Bu iki farklı tasarımı, “salt sanatsal” ve “bilimsel tabanlı sanatsal” olmak üzere adlandıracağımız iki gruba bölmüş olalım. Fakat şunu asla unutmamalıyız ki, salt sanatsal olmakla bilimsel tabanlı sanatsal olmak arasında, belki de hiç bir fark yoktur, bu farkı belki de tamamen yapay olarak ben var saymış olabilirim; çünkü her ikisinin de varlık bulduğu alan, doğanın bilimsel alanıdır. Öyle veya böyle, her ikisi de aynı bilimsel kökenden geliyor, aynı bilimi kullanıyorlar; dışavurumlarında (biçimlerinde / işlevselliklerinde...) bir farklılık vardır sadece.
İnsanoğlu, sadece eserlerini değil, yöntemlerini de kopyalar doğanın. Bundan sonra yazacaklarım, insanın kendisi ve eserleri ile ilgili olacak; doğayı anlamadan insanı anlamanın olanaksız olduğuna inandığım için, yukarıda yazdıklarımın da “gereksiz laflar” diye yorumlanmayacaklarına inanıyorum. Amacım, tasarım kavramına kendi özgün tarifini getirmek isteyeceklere yol arkadaşlığı yapmak; fikir satıcısı olmak değil.
Tasarım kavramı; birbirlerini sıra ile takip eden / birbirlerine bağımlı üç kademeli bir işlemin,
“hayal-projelendirme-üretim” zincirinin, beyindeki algılanma kalıbının ifadesidir. O bir pakettir,
bir bütündür; herhangi bir aşamasından koparılarak ele alınamaz. Bir nesneye uyarlanmadıkça anlam kazanamaz. “Nesneye uyarlanmak” mutlaka bir nesne yaratmak anlamını da getirmez;
“somuta geçmek / hayat bulmak” anlamını içerir. Sadece beyinde var olabilen, projelendirilemeyen düşünceler, fikirler de “tasarım” değildirler. Sıra ile bu üç aşamayı inceleyelim:

Tasarım Kavramında Birinci Aşama
Birinci aşama; insan beyninde bir algılama / salt sanatsal veya bilimsel tabanlı sanatsal bir kurgu /hayal / paylaşılmak-dışa vurulmak istenilen bir duygu / var olmasına ihtiyaç duyulan bir istek / bilimin, kullanılması için insanda yarattığı bir etki / hayatta kalabilmek veya hayatı kolaylaştırabilmek için üretilmesi gerektiğini insanın hissettiği bir nesne... aşamasıdır. Bir düşüncenin ürünü olan her somut şey, önce düşüncede var olur.

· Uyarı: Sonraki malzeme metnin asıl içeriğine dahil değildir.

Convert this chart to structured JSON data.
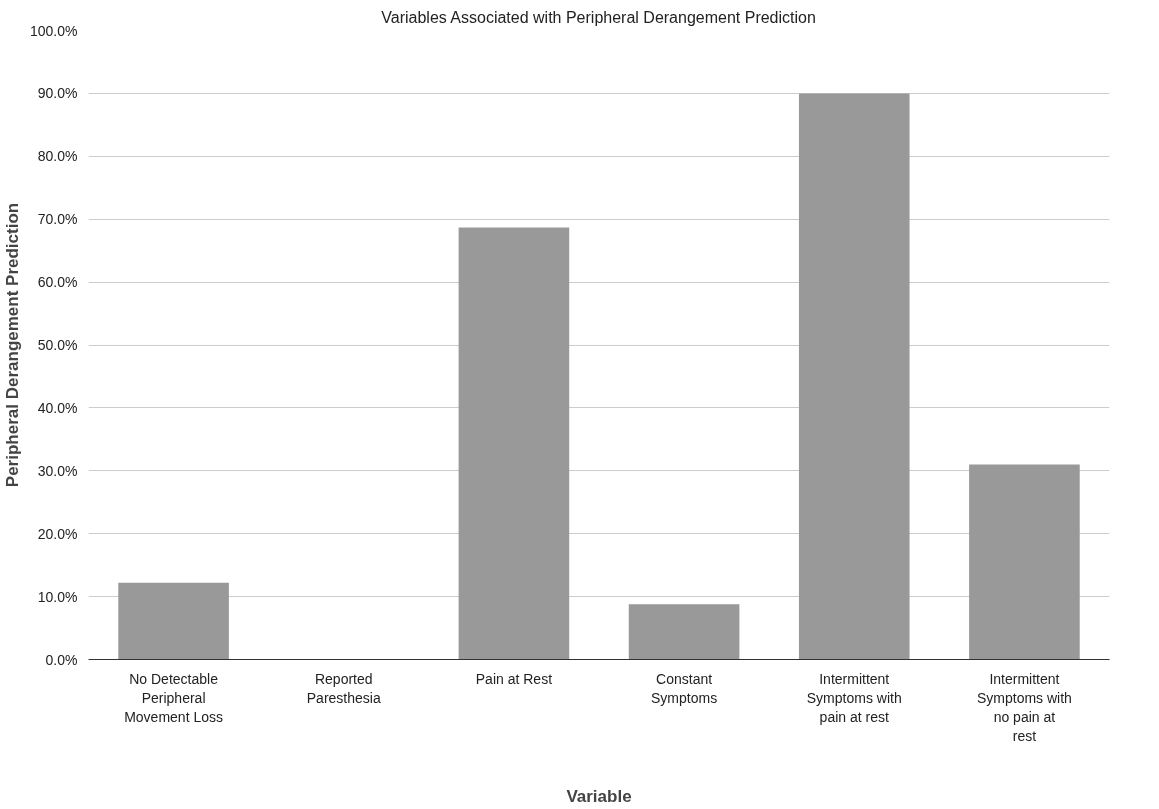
{
  "chart_data": {
    "type": "bar",
    "title": "Variables Associated with Peripheral Derangement Prediction",
    "xlabel": "Variable",
    "ylabel": "Peripheral Derangement Prediction",
    "categories": [
      "No Detectable Peripheral Movement Loss",
      "Reported Paresthesia",
      "Pain at Rest",
      "Constant Symptoms",
      "Intermittent Symptoms with pain at rest",
      "Intermittent Symptoms with no pain at rest"
    ],
    "series": [
      {
        "color": "#999999",
        "values": [
          12.2,
          0,
          68.7,
          8.8,
          90.0,
          31.0
        ]
      }
    ],
    "ylim": [
      0,
      100
    ],
    "yticks": [
      {
        "value": 0,
        "label": "0.0%"
      },
      {
        "value": 10,
        "label": "10.0%"
      },
      {
        "value": 20,
        "label": "20.0%"
      },
      {
        "value": 30,
        "label": "30.0%"
      },
      {
        "value": 40,
        "label": "40.0%"
      },
      {
        "value": 50,
        "label": "50.0%"
      },
      {
        "value": 60,
        "label": "60.0%"
      },
      {
        "value": 70,
        "label": "70.0%"
      },
      {
        "value": 80,
        "label": "80.0%"
      },
      {
        "value": 90,
        "label": "90.0%"
      },
      {
        "value": 100,
        "label": "100.0%"
      }
    ],
    "grid": "y"
  }
}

Düşüncenin henüz üretmediği fakat kendi içinde yarattığı şey, tasarımdır ve soyuttur; henüz varolmamıştır fakat vardır !.. O bir ruhtur ve düşüncenin kendisini somuta üflemesini bekler. Bazı şeyleri, çok mükemmel görünmelerine rağmen beğenmez, para vermeye kıyamayız da olmadık şeylere dünyanın parasını verir, eve geldiğimizde kendimize de şaşarız. Bazen, başkalarının şaşkınlığa düştüğü basit şeyleri, en değerli parçamız olarak saklar, hatta sergileriz !.. Çoğu zaman onlar, anıların birer somut tabusu olmanın ötesinde, onu yaratan ruhun bizim ruhumuzla kurduğu frekansın objesel / nesnel birer simgesidirler, bilemeyiz. Öyle tasarımlar da vardır ki, fabrikalarda / atölyelerde üretilemezler de mesela bir şirkete yol gösterir veya bir komutana savaş kazandırırlar.
Tasarımın somuttaki ifadesi, salt bir nesne olmak zorunda değildir. Düşünce üretim merkezleri
(insanlar) arasında iletişim / etkileşim kurabilmek için çeşitli yol / yöntem / usul / nesneleri kullanan şiir / edebiyat / felsefe / matematik / müzik... gibi eylemler de tasarımın somuttaki ifadeleridirler. Tamamen bilimsel / teknolojik bir alan üzerinde kurgulanmış tasarım kıvılcımları, yaratıcısının öznel değerlerinden ( ruhundan / sanatsal yeteneklerinden ) herhangi bir değer taşımak keyfiyetinde olamaz ama içinde hayat bulduğu beynin (ruhun) öznel ve nesnel yetkinlik ve yeteneklerinden de ( örneğin: eğitim ve yaratıcılık) bağımsız olamaz. Bu bağlamda, bir laboratuarda çalışan bir kimya mühendisi bile bir tasarımcıdır; öncelikle “düşünme sanatını” icra ettiği için ve ikincil olarak da, diğerleriyle aynı yolu izlemediği için / kendi özgün araştırma yolunu çizdiği için.
“Konusunun beklentilerine uygun fakat prensip / disiplin / sistemlerine her zaman bağlı / uyarlı olmak zorunluluğu da olmayan (bazen tamamen aykırı)... her şey tasarımdır ve soyuttur.” şeklinde özetleyerek, tasarım kavramının birinci aşamasını böylece irdeledikten sonra; çok daha kolay anlaşılabilmesi ve ileri aşamalarda bize yol gösterebilmesi için, bu aşamayı üçe böleceğim:
Salt Sanatsal Tasarımlar: edebiyat / grafik sanatlar / tekstil / moda / resim ... gibi sanatlar.
Bilimsel Tabanlı Sanat Tasarımları: mimarlık ve endüstri ürünleri tasarımcılığı
Tamamen Bilimsel Tabanlı Tasarımlar: bütün mühendislik uğraşları.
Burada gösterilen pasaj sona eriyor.